“It’s okay to admit that you’re jealous of me.”
As she sang/snarled that line two songs into her Essex-thickened British accent Saturday night at Target Center, Charli XCX set the haughty and, yep, bratty attitude that defined her first Minnesota concert since becoming a pop superstar.
Any aspiring singer would be jealous of the success that has been thrust upon the real-life Charlotte Emma Aitchison. Last summer’s breakout album, “Brat,” not only took over the music biz but inspired pop-culture jargon and sloganeering for Kamala Harris’ campaign.
It’s doubtful Charli could have even filled the Armory in Minneapolis last April, and here she was playing to 15,000 fans – lots of young women, lots of gay men, lots of fun — between two Timberwolves’ home playoff games at Minnesota’s NBA arena.
While Charli’s mainstream crossover has been sudden, the 32-year-old singer has actually been grinding and hustling her way toward it for a full decade. “Brat” was her sixth album.

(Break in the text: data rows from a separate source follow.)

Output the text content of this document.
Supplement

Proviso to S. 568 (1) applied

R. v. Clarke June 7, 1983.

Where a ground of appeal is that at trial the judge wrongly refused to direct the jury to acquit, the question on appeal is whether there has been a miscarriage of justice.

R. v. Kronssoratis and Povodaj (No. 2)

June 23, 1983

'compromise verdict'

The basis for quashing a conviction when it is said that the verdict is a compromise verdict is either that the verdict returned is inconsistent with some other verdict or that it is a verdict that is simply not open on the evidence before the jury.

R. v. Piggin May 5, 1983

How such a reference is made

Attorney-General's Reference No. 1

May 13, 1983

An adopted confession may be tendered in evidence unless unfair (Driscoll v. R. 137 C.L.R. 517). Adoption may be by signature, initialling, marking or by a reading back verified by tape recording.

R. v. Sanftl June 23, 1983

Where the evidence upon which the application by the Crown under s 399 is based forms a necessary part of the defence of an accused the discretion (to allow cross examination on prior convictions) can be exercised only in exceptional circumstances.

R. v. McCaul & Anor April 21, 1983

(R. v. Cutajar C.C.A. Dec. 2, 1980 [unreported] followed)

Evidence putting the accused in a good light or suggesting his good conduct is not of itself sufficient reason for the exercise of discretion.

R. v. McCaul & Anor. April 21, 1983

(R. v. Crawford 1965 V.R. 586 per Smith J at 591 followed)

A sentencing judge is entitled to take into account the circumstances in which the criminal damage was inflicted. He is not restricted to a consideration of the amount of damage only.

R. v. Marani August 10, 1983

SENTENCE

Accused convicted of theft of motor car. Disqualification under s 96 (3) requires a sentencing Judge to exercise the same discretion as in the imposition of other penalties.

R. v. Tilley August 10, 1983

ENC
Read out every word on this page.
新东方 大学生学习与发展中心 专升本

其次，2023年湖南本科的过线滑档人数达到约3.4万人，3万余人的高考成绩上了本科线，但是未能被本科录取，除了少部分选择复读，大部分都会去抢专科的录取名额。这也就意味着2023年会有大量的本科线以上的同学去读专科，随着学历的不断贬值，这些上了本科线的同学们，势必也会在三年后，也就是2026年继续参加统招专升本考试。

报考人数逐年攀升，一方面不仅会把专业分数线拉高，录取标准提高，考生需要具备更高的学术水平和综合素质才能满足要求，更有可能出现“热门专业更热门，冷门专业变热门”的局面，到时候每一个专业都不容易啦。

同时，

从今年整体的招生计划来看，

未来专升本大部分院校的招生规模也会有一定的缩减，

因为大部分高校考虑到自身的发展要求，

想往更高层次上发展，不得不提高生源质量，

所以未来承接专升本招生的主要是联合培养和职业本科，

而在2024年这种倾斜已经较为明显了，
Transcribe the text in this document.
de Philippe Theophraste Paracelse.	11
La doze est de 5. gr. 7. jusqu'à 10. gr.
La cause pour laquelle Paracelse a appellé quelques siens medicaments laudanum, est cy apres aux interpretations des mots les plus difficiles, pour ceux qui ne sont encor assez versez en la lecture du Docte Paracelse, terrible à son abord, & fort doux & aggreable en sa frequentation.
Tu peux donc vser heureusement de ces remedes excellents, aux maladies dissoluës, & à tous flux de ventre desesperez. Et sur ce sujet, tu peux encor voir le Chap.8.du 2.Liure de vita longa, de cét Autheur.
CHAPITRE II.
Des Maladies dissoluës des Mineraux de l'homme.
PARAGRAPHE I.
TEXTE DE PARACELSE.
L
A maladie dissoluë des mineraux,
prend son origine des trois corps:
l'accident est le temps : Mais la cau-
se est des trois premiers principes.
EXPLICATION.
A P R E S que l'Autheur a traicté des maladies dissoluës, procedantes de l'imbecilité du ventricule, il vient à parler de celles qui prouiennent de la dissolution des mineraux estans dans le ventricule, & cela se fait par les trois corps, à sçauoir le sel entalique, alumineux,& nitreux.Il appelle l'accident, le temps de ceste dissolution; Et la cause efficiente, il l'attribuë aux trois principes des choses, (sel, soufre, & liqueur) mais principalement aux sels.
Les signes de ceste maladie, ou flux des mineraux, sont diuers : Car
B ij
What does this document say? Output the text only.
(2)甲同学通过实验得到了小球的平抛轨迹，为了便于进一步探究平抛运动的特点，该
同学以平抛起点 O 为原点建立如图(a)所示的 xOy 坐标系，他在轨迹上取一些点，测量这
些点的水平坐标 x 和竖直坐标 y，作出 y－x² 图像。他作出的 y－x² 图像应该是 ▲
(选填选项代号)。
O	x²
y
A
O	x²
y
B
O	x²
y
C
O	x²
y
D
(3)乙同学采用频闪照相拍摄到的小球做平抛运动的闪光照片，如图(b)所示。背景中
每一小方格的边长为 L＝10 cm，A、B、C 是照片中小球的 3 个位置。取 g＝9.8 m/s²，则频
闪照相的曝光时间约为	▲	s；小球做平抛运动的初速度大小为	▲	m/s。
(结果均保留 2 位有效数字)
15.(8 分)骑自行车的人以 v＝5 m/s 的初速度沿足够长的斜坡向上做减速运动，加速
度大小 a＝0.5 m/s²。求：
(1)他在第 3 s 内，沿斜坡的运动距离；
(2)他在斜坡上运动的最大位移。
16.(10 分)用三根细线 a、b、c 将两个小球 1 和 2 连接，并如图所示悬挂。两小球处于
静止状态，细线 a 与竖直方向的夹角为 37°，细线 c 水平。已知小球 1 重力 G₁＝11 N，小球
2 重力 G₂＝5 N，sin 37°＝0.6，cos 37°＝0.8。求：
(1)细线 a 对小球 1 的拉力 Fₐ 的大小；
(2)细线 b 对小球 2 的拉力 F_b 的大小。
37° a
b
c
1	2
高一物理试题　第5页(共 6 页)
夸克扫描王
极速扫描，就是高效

She made many previous Twin Cities appearances, too, including club gigs, a KDWB Jingle Ball and opening for Coldplay and Taylor Swift.
To quote Swift about Charli’s big career bang, she was ready for it. She commanded the stage Saturday with impressively fierce dancing and charmingly attitudinal strutting. Audience members’ friends will be jealous hearing about all the fun they had come Sunday morning.
Charli really was all there was to the show. Instead of adding a massive stage production, large live band, T-shirt gun and other accruements that come with arena-headlining status, Charli put on what amounted to a very large, very high-energy dance-club show with her as the lone star. She didn’t even have a DJ with her on stage.
Playing up her Britishness, she blared “Bittersweet Symphony” by U.K. rockers the Verve as her walk-up song before the throbbing grooves of her remixed dance track “365” came booming over the sound system.